Almost coinciding with World Biscuit Day (29 May), Glynis Conlon’s book, The Biscuit Factory, encapsulates the life of early South Australian colonist, Alexander Murray, who arrived in 1840, just four years after proclamation of the colony. An entrepreneur with many skills, he established a biscuit and jam factory alongside the Sturt River on 10 acres of land he bought at Coromandel Valley.

Alexander Murray planted a variety of fruit trees that would provide the initial fruit needed for his planned jam and biscuit factory, which John Weymouth began building using local stone quarries nearby. The factory grew to a four-storey building, progressing from using horses which operated unsophisticated machinery, to steam power with increased mechanisation.

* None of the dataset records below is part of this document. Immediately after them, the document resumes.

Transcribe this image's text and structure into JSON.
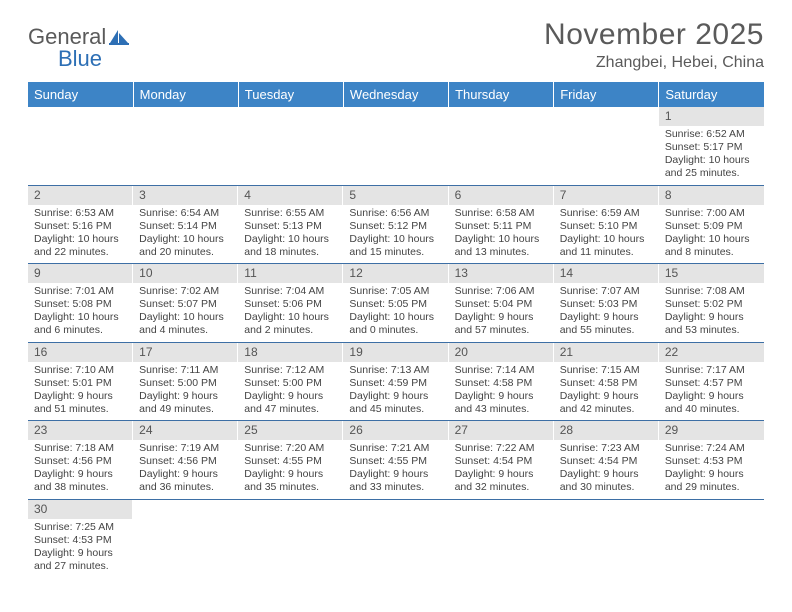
{
  "logo": {
    "text1": "General",
    "text2": "Blue"
  },
  "title": "November 2025",
  "location": "Zhangbei, Hebei, China",
  "colors": {
    "header_bg": "#3d84c6",
    "header_text": "#ffffff",
    "daynum_bg": "#e4e4e4",
    "week_border": "#3d6fa5",
    "logo_gray": "#5a5a5a",
    "logo_blue": "#2d6fb5"
  },
  "dow": [
    "Sunday",
    "Monday",
    "Tuesday",
    "Wednesday",
    "Thursday",
    "Friday",
    "Saturday"
  ],
  "weeks": [
    [
      {
        "n": "",
        "sr": "",
        "ss": "",
        "dl": ""
      },
      {
        "n": "",
        "sr": "",
        "ss": "",
        "dl": ""
      },
      {
        "n": "",
        "sr": "",
        "ss": "",
        "dl": ""
      },
      {
        "n": "",
        "sr": "",
        "ss": "",
        "dl": ""
      },
      {
        "n": "",
        "sr": "",
        "ss": "",
        "dl": ""
      },
      {
        "n": "",
        "sr": "",
        "ss": "",
        "dl": ""
      },
      {
        "n": "1",
        "sr": "Sunrise: 6:52 AM",
        "ss": "Sunset: 5:17 PM",
        "dl": "Daylight: 10 hours and 25 minutes."
      }
    ],
    [
      {
        "n": "2",
        "sr": "Sunrise: 6:53 AM",
        "ss": "Sunset: 5:16 PM",
        "dl": "Daylight: 10 hours and 22 minutes."
      },
      {
        "n": "3",
        "sr": "Sunrise: 6:54 AM",
        "ss": "Sunset: 5:14 PM",
        "dl": "Daylight: 10 hours and 20 minutes."
      },
      {
        "n": "4",
        "sr": "Sunrise: 6:55 AM",
        "ss": "Sunset: 5:13 PM",
        "dl": "Daylight: 10 hours and 18 minutes."
      },
      {
        "n": "5",
        "sr": "Sunrise: 6:56 AM",
        "ss": "Sunset: 5:12 PM",
        "dl": "Daylight: 10 hours and 15 minutes."
      },
      {
        "n": "6",
        "sr": "Sunrise: 6:58 AM",
        "ss": "Sunset: 5:11 PM",
        "dl": "Daylight: 10 hours and 13 minutes."
      },
      {
        "n": "7",
        "sr": "Sunrise: 6:59 AM",
        "ss": "Sunset: 5:10 PM",
        "dl": "Daylight: 10 hours and 11 minutes."
      },
      {
        "n": "8",
        "sr": "Sunrise: 7:00 AM",
        "ss": "Sunset: 5:09 PM",
        "dl": "Daylight: 10 hours and 8 minutes."
      }
    ],
    [
      {
        "n": "9",
        "sr": "Sunrise: 7:01 AM",
        "ss": "Sunset: 5:08 PM",
        "dl": "Daylight: 10 hours and 6 minutes."
      },
      {
        "n": "10",
        "sr": "Sunrise: 7:02 AM",
        "ss": "Sunset: 5:07 PM",
        "dl": "Daylight: 10 hours and 4 minutes."
      },
      {
        "n": "11",
        "sr": "Sunrise: 7:04 AM",
        "ss": "Sunset: 5:06 PM",
        "dl": "Daylight: 10 hours and 2 minutes."
      },
      {
        "n": "12",
        "sr": "Sunrise: 7:05 AM",
        "ss": "Sunset: 5:05 PM",
        "dl": "Daylight: 10 hours and 0 minutes."
      },
      {
        "n": "13",
        "sr": "Sunrise: 7:06 AM",
        "ss": "Sunset: 5:04 PM",
        "dl": "Daylight: 9 hours and 57 minutes."
      },
      {
        "n": "14",
        "sr": "Sunrise: 7:07 AM",
        "ss": "Sunset: 5:03 PM",
        "dl": "Daylight: 9 hours and 55 minutes."
      },
      {
        "n": "15",
        "sr": "Sunrise: 7:08 AM",
        "ss": "Sunset: 5:02 PM",
        "dl": "Daylight: 9 hours and 53 minutes."
      }
    ],
    [
      {
        "n": "16",
        "sr": "Sunrise: 7:10 AM",
        "ss": "Sunset: 5:01 PM",
        "dl": "Daylight: 9 hours and 51 minutes."
      },
      {
        "n": "17",
        "sr": "Sunrise: 7:11 AM",
        "ss": "Sunset: 5:00 PM",
        "dl": "Daylight: 9 hours and 49 minutes."
      },
      {
        "n": "18",
        "sr": "Sunrise: 7:12 AM",
        "ss": "Sunset: 5:00 PM",
        "dl": "Daylight: 9 hours and 47 minutes."
      },
      {
        "n": "19",
        "sr": "Sunrise: 7:13 AM",
        "ss": "Sunset: 4:59 PM",
        "dl": "Daylight: 9 hours and 45 minutes."
      },
      {
        "n": "20",
        "sr": "Sunrise: 7:14 AM",
        "ss": "Sunset: 4:58 PM",
        "dl": "Daylight: 9 hours and 43 minutes."
      },
      {
        "n": "21",
        "sr": "Sunrise: 7:15 AM",
        "ss": "Sunset: 4:58 PM",
        "dl": "Daylight: 9 hours and 42 minutes."
      },
      {
        "n": "22",
        "sr": "Sunrise: 7:17 AM",
        "ss": "Sunset: 4:57 PM",
        "dl": "Daylight: 9 hours and 40 minutes."
      }
    ],
    [
      {
        "n": "23",
        "sr": "Sunrise: 7:18 AM",
        "ss": "Sunset: 4:56 PM",
        "dl": "Daylight: 9 hours and 38 minutes."
      },
      {
        "n": "24",
        "sr": "Sunrise: 7:19 AM",
        "ss": "Sunset: 4:56 PM",
        "dl": "Daylight: 9 hours and 36 minutes."
      },
      {
        "n": "25",
        "sr": "Sunrise: 7:20 AM",
        "ss": "Sunset: 4:55 PM",
        "dl": "Daylight: 9 hours and 35 minutes."
      },
      {
        "n": "26",
        "sr": "Sunrise: 7:21 AM",
        "ss": "Sunset: 4:55 PM",
        "dl": "Daylight: 9 hours and 33 minutes."
      },
      {
        "n": "27",
        "sr": "Sunrise: 7:22 AM",
        "ss": "Sunset: 4:54 PM",
        "dl": "Daylight: 9 hours and 32 minutes."
      },
      {
        "n": "28",
        "sr": "Sunrise: 7:23 AM",
        "ss": "Sunset: 4:54 PM",
        "dl": "Daylight: 9 hours and 30 minutes."
      },
      {
        "n": "29",
        "sr": "Sunrise: 7:24 AM",
        "ss": "Sunset: 4:53 PM",
        "dl": "Daylight: 9 hours and 29 minutes."
      }
    ],
    [
      {
        "n": "30",
        "sr": "Sunrise: 7:25 AM",
        "ss": "Sunset: 4:53 PM",
        "dl": "Daylight: 9 hours and 27 minutes."
      },
      {
        "n": "",
        "sr": "",
        "ss": "",
        "dl": ""
      },
      {
        "n": "",
        "sr": "",
        "ss": "",
        "dl": ""
      },
      {
        "n": "",
        "sr": "",
        "ss": "",
        "dl": ""
      },
      {
        "n": "",
        "sr": "",
        "ss": "",
        "dl": ""
      },
      {
        "n": "",
        "sr": "",
        "ss": "",
        "dl": ""
      },
      {
        "n": "",
        "sr": "",
        "ss": "",
        "dl": ""
      }
    ]
  ]
}
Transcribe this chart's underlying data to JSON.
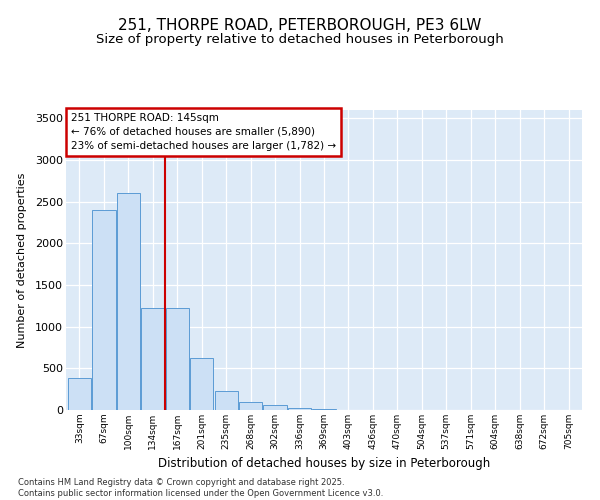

Between 1850 and 1860, the factory produced more than 70 tons of biscuits a year, four times the quantity consumed in Adelaide, and employed up to 40 people from the local community. Murray & Sons’ biscuits were exported to other Australian colonies and to the British colonies and exhibited at exhibitions in London and Philadelphia.

With a love of sketching and painting, Alexander Murray recorded some of the earliest portraits of Adelaide in its infancy, and his numerous paintings were exhibited in London; he was perhaps our first ‘ambassador’.